— Ну, просто у нас с тобой были такие отношения, — сказал я. — И мне казалось, они нас обоих вполне устраивали, разве нет?
— Наверное, да. Наверное. Но последние дни я все думаю: а чего мы, собственно, ждали?
— Видимо, мы ждали, когда начнется наша настоящая жизнь. Возможно, это была ошибка.
Он сделал судорожный вдох. Ровно посредине паутины, натянутой между подпорками лестницы, висел красивый желтый паук.
— Наверное, это действительно была ошибка, — сказал он. — Наверное, да. Наверное, я любил тебя, но боялся себе в этом признаться. Мне… не знаю… было слишком страшно признаться. А теперь я жалею об этом…
Я стоял на своей тени, алеющей на протравленном непогодой деревянном настиле, и смотрел на него. В тот миг в его облике было что-то древнее и возвышенное, его нельзя было бы назвать ни стариком, ни юношей, ни мужчиной, ни женщиной. Его тело скрывали толстые складки одеяла, и только глаза ярко горели на бескровном лице. Он напоминал сфинкса, загадывающего свою загадку.
Мне казалось, я знал ответ. На самом деле мы с Эриком никогда не любили друг друга, наша связь была во многом случайной. Мы не упустили никаких романтических возможностей. Нет, мы оба просто спрятались в ни на что не претендующее партнерство. Мы поддерживали друг друга на плаву и ждали. Мы были похожи на слуг, двух скромных лысеющих мужчин, отдавших жизнь не вполне определенным идеалам послушания и порядка. Вслух я сказал:
— Я думаю, я тоже любил тебя.
Мне не хотелось, чтобы он умер неутешенным. Ведь тогда и со мной могло произойти то же самое.
— Врешь, — сказал он.
— Нет.
Я вспомнил о том, как мой отец в пустыне не получил от меня ничего, кроме пустых слов. Он умер по дороге домой от почтового ящика, зажав в руке кипу каталогов и рекламных листков. У меня в кармане лежало неотправленное письмо для него.
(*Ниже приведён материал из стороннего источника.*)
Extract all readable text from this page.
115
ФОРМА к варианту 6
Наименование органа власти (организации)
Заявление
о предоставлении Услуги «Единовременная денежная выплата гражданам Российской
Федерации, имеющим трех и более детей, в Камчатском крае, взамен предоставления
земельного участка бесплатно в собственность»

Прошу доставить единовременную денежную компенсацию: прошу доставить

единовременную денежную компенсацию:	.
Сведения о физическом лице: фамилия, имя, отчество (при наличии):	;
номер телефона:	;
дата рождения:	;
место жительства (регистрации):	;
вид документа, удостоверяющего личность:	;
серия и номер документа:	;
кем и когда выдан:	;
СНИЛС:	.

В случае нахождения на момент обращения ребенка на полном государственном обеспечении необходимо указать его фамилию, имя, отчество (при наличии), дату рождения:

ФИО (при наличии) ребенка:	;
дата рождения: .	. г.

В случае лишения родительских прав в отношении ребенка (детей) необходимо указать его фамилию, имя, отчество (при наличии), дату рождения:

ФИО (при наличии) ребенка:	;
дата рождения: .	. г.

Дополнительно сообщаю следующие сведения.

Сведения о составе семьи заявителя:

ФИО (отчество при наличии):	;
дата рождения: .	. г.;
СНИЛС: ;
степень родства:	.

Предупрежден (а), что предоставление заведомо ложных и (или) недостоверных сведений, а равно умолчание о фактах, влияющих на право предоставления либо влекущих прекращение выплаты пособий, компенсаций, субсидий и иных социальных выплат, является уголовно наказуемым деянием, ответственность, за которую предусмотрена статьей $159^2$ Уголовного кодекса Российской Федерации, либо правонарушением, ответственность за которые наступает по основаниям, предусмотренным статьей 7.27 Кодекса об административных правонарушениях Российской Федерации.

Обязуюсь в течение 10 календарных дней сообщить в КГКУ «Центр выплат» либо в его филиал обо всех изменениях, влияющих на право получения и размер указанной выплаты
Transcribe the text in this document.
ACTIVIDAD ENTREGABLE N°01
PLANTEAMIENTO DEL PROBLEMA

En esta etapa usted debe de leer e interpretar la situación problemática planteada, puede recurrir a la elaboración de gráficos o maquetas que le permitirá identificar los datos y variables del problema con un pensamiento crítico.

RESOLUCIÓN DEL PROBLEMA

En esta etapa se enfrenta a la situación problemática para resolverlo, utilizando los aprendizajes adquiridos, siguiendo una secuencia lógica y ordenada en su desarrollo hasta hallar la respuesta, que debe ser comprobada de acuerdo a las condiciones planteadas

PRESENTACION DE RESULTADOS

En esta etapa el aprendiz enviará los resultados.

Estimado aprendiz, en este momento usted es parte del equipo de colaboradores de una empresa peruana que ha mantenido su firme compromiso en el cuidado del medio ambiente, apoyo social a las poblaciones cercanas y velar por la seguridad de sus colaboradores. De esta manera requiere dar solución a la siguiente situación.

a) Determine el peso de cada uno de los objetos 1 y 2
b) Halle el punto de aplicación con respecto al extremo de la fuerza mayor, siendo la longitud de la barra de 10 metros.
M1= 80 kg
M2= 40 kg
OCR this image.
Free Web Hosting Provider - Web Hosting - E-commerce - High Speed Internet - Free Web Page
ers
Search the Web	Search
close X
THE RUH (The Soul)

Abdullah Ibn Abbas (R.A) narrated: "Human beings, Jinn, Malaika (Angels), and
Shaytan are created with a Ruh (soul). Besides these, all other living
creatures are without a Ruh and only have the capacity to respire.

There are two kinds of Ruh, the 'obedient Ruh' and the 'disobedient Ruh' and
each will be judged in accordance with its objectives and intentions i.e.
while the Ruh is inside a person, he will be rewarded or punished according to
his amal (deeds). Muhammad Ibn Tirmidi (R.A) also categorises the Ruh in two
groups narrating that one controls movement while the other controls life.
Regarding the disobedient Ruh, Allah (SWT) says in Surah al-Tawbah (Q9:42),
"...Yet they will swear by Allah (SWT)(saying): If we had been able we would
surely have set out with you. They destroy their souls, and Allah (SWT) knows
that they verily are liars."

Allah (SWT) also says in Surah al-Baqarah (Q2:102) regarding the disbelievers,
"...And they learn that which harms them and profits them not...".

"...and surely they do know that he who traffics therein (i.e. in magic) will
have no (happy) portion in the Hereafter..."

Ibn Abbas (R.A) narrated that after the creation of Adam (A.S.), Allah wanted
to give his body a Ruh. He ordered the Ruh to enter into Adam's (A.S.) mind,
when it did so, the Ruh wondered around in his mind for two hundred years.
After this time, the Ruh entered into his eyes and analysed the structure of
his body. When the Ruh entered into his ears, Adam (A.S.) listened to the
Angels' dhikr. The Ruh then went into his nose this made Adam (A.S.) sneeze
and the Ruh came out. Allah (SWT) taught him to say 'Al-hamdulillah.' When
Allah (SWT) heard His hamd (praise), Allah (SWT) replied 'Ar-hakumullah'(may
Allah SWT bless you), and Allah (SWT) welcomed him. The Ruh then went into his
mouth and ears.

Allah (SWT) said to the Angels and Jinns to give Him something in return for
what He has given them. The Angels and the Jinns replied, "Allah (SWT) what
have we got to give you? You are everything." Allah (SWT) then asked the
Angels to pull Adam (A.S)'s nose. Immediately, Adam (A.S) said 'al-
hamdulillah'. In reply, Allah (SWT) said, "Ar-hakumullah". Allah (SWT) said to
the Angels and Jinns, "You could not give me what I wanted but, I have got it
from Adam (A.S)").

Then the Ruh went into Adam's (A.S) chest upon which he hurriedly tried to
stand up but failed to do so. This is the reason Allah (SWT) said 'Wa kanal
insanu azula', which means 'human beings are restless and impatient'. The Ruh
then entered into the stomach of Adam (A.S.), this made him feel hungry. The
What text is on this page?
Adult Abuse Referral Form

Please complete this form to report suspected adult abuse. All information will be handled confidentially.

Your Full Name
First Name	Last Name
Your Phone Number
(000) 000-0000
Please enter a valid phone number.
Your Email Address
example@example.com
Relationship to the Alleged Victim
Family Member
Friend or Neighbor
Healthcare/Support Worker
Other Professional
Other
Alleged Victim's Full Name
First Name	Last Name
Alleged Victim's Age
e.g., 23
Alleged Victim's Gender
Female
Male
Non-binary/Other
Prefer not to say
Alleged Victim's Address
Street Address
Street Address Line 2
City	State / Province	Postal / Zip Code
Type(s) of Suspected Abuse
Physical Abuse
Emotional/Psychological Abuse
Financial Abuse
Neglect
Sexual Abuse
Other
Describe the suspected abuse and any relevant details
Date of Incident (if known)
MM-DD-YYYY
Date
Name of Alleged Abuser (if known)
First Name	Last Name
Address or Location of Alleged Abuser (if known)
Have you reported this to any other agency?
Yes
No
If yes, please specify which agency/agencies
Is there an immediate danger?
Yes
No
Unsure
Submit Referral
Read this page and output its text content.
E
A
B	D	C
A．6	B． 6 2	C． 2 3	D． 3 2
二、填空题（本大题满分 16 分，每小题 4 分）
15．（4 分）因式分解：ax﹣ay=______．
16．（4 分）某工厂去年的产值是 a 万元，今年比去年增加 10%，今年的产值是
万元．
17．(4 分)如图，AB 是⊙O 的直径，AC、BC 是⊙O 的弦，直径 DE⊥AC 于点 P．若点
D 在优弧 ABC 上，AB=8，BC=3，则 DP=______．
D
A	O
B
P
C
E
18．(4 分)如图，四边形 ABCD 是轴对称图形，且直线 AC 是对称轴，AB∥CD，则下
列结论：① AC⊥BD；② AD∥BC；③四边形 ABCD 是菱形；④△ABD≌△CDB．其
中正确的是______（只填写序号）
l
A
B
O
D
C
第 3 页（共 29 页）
— Ты врешь, — повторил Эрик. Я заколебался, а потом сказал:
— Нет, серьезно. Мне кажется, я тоже любил тебя.
Он кивнул, сдерживая холодное бешенство. Он не был утешен. Мимо нас пропорхнул ранний мотылек, такой бледный, что казался прозрачным, — похожий больше на легкое колебание воздуха, чем на физическое тело.
— Ведь все могло сложиться иначе, — сказал он. — Что произошло?
— Не знаю, — сказал я.
Минуту мы не шевелились и не говорили, недоверчиво глядя друг на друга.
— Мы струсили, — сказал я наконец. — Это не было трагической ошибкой. Это было просто глупостью, нечаянным срывом. Как это называется? Грех бездействия.
— Вот это меня больше всего и смущает, — сказал он.